[Editorial] Satire is another casualty of Pres. Park’s war on free speech

Posted on : 2014-10-15 16:33 KST Modified on : 2014-10-15 16:33 KST

The latest topic burning up the internet is the disappearance of the “LTE News” segment on the popular SBS comedy program “People Looking for a Laugh.” Political satire has all but disappeared from the airwaves under the administrations of Lee Myung-bak and Park Geun-hye; the segment was just about the last bastion of satirical humor left in this chilled climate. The segment on Oct. 3 mentioned Park by name, noting that she has gone on an overseas tour every time an issue has arisen with one of her Blue House nominees. But when the episode was broadcast again on Oct. 9, the “LTE News” segment alone was missing.

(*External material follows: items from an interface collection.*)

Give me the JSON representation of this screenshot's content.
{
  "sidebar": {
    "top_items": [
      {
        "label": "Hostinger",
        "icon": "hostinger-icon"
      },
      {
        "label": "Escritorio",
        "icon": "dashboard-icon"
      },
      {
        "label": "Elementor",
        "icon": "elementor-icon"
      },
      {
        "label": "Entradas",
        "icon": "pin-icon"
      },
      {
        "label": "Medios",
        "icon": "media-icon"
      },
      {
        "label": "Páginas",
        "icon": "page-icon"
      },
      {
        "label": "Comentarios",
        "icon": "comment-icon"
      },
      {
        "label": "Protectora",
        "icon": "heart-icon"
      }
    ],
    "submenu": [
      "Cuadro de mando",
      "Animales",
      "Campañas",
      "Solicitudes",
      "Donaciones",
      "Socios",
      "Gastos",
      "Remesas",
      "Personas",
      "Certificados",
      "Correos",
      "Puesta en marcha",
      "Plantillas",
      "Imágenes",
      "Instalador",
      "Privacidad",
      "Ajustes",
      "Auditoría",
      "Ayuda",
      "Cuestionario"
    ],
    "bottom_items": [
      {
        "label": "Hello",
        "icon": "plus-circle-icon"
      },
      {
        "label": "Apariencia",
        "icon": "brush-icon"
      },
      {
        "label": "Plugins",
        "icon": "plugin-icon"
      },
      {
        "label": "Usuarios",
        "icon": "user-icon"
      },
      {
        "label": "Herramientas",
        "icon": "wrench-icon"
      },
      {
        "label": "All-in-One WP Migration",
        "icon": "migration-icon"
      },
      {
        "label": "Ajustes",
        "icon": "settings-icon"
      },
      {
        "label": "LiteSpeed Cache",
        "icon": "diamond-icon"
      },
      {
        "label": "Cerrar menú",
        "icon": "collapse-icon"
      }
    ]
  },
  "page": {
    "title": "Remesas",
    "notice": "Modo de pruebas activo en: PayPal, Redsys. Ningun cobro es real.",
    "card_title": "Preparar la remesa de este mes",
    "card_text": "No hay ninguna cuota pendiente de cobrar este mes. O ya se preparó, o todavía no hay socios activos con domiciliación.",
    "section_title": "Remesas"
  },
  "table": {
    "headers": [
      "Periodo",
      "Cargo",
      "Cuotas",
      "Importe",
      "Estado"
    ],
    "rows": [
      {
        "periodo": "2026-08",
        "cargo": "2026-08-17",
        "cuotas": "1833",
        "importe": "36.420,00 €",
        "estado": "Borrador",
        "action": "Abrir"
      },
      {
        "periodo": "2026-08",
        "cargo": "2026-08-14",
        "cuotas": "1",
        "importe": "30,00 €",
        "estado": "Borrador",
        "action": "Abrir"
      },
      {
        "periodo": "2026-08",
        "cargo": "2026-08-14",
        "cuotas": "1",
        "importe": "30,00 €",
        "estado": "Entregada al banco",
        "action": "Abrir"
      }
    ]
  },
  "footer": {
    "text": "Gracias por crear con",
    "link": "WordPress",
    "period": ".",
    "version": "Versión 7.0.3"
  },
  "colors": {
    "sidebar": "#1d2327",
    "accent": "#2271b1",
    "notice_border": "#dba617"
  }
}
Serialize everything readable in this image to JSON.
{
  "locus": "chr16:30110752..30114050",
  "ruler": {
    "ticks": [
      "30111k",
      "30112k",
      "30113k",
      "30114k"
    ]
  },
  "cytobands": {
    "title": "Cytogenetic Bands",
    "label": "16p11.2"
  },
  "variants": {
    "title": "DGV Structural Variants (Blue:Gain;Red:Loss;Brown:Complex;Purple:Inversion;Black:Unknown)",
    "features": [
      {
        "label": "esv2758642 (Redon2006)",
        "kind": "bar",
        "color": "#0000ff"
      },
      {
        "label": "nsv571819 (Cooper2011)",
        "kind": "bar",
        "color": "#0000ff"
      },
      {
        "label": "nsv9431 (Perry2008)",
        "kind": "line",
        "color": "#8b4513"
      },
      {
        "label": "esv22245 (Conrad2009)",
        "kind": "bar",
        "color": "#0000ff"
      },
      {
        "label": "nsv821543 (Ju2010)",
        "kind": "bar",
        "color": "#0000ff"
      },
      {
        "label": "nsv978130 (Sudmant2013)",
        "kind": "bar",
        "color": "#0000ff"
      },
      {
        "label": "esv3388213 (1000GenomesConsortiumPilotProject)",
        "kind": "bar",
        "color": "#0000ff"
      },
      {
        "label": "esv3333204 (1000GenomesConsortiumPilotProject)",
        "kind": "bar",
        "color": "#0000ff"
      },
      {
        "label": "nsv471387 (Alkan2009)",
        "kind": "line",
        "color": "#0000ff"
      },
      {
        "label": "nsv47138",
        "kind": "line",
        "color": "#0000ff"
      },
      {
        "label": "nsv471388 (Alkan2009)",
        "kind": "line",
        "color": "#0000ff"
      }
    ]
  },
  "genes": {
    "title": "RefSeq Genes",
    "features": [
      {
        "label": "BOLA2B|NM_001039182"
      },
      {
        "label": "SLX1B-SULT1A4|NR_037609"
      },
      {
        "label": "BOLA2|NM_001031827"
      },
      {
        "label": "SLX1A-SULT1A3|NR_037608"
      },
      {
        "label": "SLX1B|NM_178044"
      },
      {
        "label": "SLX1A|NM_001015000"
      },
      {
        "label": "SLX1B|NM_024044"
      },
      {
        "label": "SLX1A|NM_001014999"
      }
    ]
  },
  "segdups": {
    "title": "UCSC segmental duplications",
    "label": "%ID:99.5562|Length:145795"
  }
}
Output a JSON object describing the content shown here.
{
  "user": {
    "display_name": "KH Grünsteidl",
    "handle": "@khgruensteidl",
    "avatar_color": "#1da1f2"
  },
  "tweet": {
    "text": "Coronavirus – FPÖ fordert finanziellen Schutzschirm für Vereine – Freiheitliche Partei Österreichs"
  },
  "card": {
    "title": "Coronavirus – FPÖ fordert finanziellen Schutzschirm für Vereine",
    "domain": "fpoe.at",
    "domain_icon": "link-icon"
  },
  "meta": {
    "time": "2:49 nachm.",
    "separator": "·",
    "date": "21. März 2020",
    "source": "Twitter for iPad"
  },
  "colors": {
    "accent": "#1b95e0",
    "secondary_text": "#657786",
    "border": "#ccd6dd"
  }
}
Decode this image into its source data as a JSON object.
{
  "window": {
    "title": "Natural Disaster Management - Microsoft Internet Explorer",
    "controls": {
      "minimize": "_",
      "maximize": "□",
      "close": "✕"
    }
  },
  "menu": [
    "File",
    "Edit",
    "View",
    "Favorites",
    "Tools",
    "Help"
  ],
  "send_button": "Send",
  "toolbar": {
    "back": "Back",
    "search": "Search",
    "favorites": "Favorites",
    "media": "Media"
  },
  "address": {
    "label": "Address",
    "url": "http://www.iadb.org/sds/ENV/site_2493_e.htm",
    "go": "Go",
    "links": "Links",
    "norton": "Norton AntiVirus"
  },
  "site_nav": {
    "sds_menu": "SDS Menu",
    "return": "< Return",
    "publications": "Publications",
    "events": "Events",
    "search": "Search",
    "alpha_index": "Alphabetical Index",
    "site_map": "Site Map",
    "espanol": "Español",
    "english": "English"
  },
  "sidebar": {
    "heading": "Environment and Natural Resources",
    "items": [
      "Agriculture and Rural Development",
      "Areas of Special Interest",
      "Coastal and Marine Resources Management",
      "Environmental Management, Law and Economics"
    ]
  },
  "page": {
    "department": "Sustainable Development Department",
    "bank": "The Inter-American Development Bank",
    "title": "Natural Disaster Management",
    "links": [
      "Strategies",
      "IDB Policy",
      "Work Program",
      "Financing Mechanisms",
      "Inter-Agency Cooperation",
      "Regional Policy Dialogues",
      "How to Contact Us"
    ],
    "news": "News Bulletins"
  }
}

It was also gone from the SBS website’s video on demand services and YouTube.

The disappearance quickly raised suspicions that the segment had been cut because of its criticisms of the president. They are just suspicions, and may have no basis in fact. But it would have been strange for nobody to raise them, at a time when Park’s remarks about presidential insults “crossing the line” has prompted prosecutors to launch a cyber-censorship campaign. The producer has since denied any outside pressure, saying the reason the segment was cut was because it was decided that its claims that South Korea ranked first worldwide for unexplained deaths could have been “misinterpreted as meaning that many people died in disappearances and kidnappings.”

As an explanation, this is not wholly convincing. How many people out there are likely to interpret “unexplained deaths” as referring to “disappearances and kidnappings”? And if that part was the issue, it could have been cut out and reedited. Instead, everything up to and including the dig at the president’s nominees was removed. It disappeared from the SBS website’s video on demand services and from YouTube, and all without a word of explanation to viewers. It’s the kind of behavior that makes us think something happened that they don‘t want to talk about. SBS needs to come clean about exactly what did happen.

Needless to say, the root problem in all this is the Park administration: its efforts to squelch freedom of expression, and the means it had used to close off platforms for the public to speak. A country where a show isn’t free to do a little political satire is not democratic.